Mel Gibson on science: what the evidence says · JRE #2254
SUBJECT: SCIENCE
Not a true/false call. Every claim is logged with its sources; read the exhibits below.
But it was like they they looked at it and they did some core samples on it, and it was put out there by people advocating evolution, and they discovered that it was a human skull attached to the jaw of an ape.

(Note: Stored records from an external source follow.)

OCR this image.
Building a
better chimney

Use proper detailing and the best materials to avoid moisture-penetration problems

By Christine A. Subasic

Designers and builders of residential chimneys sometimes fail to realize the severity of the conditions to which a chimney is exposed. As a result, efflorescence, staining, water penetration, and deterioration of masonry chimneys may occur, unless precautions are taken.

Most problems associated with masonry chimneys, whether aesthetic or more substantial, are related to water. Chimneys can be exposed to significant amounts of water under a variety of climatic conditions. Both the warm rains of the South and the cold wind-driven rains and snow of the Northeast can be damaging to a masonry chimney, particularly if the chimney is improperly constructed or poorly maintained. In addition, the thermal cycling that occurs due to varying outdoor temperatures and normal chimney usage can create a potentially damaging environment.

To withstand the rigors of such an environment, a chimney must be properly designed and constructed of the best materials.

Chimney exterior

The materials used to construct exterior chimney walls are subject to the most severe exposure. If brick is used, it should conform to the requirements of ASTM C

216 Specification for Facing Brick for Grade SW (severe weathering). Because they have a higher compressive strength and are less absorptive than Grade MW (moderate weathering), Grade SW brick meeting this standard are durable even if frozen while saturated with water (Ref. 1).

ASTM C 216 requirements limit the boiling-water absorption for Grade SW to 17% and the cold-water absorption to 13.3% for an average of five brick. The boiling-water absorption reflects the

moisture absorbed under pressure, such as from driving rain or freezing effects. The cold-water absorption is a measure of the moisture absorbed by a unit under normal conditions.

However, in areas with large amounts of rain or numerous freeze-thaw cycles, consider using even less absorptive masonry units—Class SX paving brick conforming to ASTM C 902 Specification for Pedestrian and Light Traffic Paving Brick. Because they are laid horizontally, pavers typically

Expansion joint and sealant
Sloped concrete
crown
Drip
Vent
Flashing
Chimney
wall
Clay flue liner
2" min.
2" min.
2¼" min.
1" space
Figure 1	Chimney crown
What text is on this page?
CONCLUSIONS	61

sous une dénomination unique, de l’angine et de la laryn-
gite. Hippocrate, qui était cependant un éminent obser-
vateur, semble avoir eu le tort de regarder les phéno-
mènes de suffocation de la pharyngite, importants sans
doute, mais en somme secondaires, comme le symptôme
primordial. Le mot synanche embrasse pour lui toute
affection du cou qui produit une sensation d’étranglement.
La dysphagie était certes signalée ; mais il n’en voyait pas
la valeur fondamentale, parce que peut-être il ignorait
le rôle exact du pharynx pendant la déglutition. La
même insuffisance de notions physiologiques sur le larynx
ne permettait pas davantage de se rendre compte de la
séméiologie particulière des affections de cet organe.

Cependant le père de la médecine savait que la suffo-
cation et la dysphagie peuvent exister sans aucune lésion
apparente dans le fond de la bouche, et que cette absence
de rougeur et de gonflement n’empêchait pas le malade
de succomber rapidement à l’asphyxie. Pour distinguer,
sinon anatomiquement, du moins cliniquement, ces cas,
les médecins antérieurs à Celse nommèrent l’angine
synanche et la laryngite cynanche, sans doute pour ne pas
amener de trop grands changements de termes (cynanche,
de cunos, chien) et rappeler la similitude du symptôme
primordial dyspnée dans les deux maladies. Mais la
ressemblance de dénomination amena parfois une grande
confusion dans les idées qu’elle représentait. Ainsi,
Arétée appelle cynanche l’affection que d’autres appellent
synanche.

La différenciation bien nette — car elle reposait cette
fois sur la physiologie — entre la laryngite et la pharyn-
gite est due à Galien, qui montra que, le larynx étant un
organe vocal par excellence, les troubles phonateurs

What the evidence says 01 / RECORD
Zinjanthropus boisei (OH 5, now classified as Paranthropus boisei) was discovered by Mary Leakey at Olduvai Gorge, Tanzania, in 1959 and formally described by Louis Leakey in Nature that same year as a single, intact robust hominin cranium with massive molars, premolars, and a sagittal crest, not a composite of a human skull and an ape jaw. The fossil has been accepted as genuine by paleoanthropologists for over six decades and remains a type specimen central to the fossil record of early hominins, per the Smithsonian's Human Origins Program. The description Gibson gives, a human skull fused with an ape jaw exposed via testing after being promoted by evolution advocates, instead matches the well-documented Piltdown Man hoax (1912-1953), a set of skull fragments and an orangutan jaw fraudulently combined and later debunked using fluorine dating and other techniques; Piltdown Man is unrelated to Zinjanthropus. Current evidence indicates the claim as stated about Zinjanthropus is false, and it appears to conflate two distinct fossil discoveries.